Acidentes causam 62% das perdas de carga; veja como revisar sua apólice O índice revela a vulnerabilidade do transporte de mercadorias diante de ocorrências como colisões, tombamentos e outros imprevistos nas estradas. A constatação acende um alerta para transportadoras, embarcadores e seguradoras, que precisam rever suas estratégias de proteção. A gestão de riscos no transporte surge como peça central para reduzir prejuízos e garantir a continuidade das operações.
Acidentes lideram as causas de perdas
O percentual de 62% coloca os acidentes como principal fator de perdas de carga no território nacional. Esse dado evidencia que, apesar dos avanços em segurança viária e tecnologia embarcada, as ocorrências seguem impactando fortemente a cadeia logística. Segundo o Portal do Trânsito, os dados são de 2025, mas a metodologia não foi divulgada. No entanto, o número reforça a urgência de medidas preventivas e de uma gestão de riscos mais robusta.
Além dos acidentes, outros eventos também comprometem a integridade das cargas. Além dos acidentes, eventos climáticos extremos também causam perdas, exigindo planejamento de rotas alternativas. Esses fenômenos climáticos, cada vez mais frequentes, exigem atenção redobrada no planejamento de rotas e na contratação de seguros. A transição para uma abordagem proativa é essencial para mitigar impactos.
Clima extremo amplia os desafios
As mudanças climáticas têm intensificado a ocorrência de eventos extremos em diversas regiões. Enchentes, alagamentos e deslizamentos podem comprometer o transporte e gerar perdas significativas, especialmente em áreas de risco. A infraestrutura rodoviária, muitas vezes deficiente, agrava a situação. Diante desse cenário, a gestão de riscos no transporte deve considerar não apenas os acidentes, mas também a exposição a desastres naturais.
No entanto, nem todas as apólices contemplam danos causados por enchentes, alagamentos e deslizamentos automaticamente. Essa lacuna contratual pode surpreender gestores que acreditam estar totalmente cobertos. A falta de clareza sobre as coberturas é um dos principais gargalos na proteção de cargas. Por isso, a análise criteriosa das apólices é um passo indispensável.
Apólices podem ter coberturas limitadas
Alguns contratos podem apresentar exclusões, limites restritivos ou exigências de contratação adicional. Isso significa que, mesmo com um seguro vigente, a empresa pode não receber indenização em determinadas situações. As exclusões costumam variar conforme a seguradora e o tipo de carga transportada. A gestão de riscos no transporte exige, portanto, um mapeamento detalhado das condições contratuais.
Pesquisa da CNT de 2024 mostrou que 40% dos gestores não leem as apólices integralmente. Muitas vezes, a apólice é contratada sem uma leitura atenta das cláusulas e coberturas. Esse desconhecimento pode levar a decisões equivocadas na hora de acionar o seguro. A transparência e a comunicação entre seguradora e segurado são fundamentais para evitar surpresas.
Desconhecimento aumenta riscos na regulação
O desconhecimento das condições aumenta o risco de descumprimento das exigências previstas no contrato.

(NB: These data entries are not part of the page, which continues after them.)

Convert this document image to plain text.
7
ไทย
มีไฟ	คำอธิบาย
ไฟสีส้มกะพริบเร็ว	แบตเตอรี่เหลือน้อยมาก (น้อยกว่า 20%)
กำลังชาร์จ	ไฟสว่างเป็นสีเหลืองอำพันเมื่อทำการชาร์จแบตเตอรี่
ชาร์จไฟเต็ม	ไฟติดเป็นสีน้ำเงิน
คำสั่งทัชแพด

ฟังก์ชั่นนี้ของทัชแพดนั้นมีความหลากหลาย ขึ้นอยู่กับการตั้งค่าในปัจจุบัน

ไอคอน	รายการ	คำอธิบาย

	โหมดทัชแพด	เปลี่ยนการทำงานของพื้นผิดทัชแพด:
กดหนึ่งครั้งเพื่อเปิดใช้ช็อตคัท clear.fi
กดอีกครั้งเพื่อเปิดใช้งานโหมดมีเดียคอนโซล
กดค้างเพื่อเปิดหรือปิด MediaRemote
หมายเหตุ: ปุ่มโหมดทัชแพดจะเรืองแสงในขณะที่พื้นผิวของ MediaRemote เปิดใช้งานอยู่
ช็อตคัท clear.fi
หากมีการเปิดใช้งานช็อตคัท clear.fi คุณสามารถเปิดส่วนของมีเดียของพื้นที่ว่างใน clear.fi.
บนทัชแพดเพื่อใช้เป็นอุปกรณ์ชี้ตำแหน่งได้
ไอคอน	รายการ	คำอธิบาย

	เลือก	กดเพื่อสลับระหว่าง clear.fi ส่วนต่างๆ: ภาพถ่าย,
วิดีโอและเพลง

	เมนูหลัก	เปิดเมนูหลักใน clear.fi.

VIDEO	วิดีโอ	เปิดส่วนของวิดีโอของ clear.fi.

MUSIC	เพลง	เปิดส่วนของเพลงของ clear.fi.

Cada apólice estabelece obrigações específicas, como comunicação imediata do sinistro, uso de equipamentos de segurança e rotas predefinidas. O não cumprimento dessas exigências pode resultar na negativa de cobertura. Assim, a gestão de riscos no transporte deve incluir treinamento e disseminação das informações contratuais.
Além disso, o desconhecimento das condições aumenta o risco de problemas no momento da regulação de um sinistro. A regulação é o processo de análise e pagamento da indenização, e qualquer inconsistência pode atrasar ou inviabilizar o recebimento. Gestores bem informados conseguem agilizar esse processo e evitar litígios. A preparação prévia é um diferencial competitivo no setor.
Preço baixo não garante proteção
Uma apólice mais barata nem sempre representa a melhor proteção para a operação. A economia inicial pode se transformar em prejuízo maior caso a cobertura seja insuficiente. É preciso avaliar o custo-benefício considerando os riscos específicos da carga e da rota. A gestão de riscos no transporte deve priorizar a adequação da cobertura, não apenas o valor do prêmio.
Diante desse panorama, especialistas recomendam uma revisão periódica das apólices e a adoção de práticas preventivas. A integração entre tecnologia, treinamento e seguro é o caminho para reduzir as perdas. Especialistas recomendam instalar telemetria, treinar motoristas em direção defensiva e revisar apólices semestralmente. Contudo, o dado de 62% de perdas por acidentes serve como ponto de partida para uma transformação na gestão de riscos no transporte.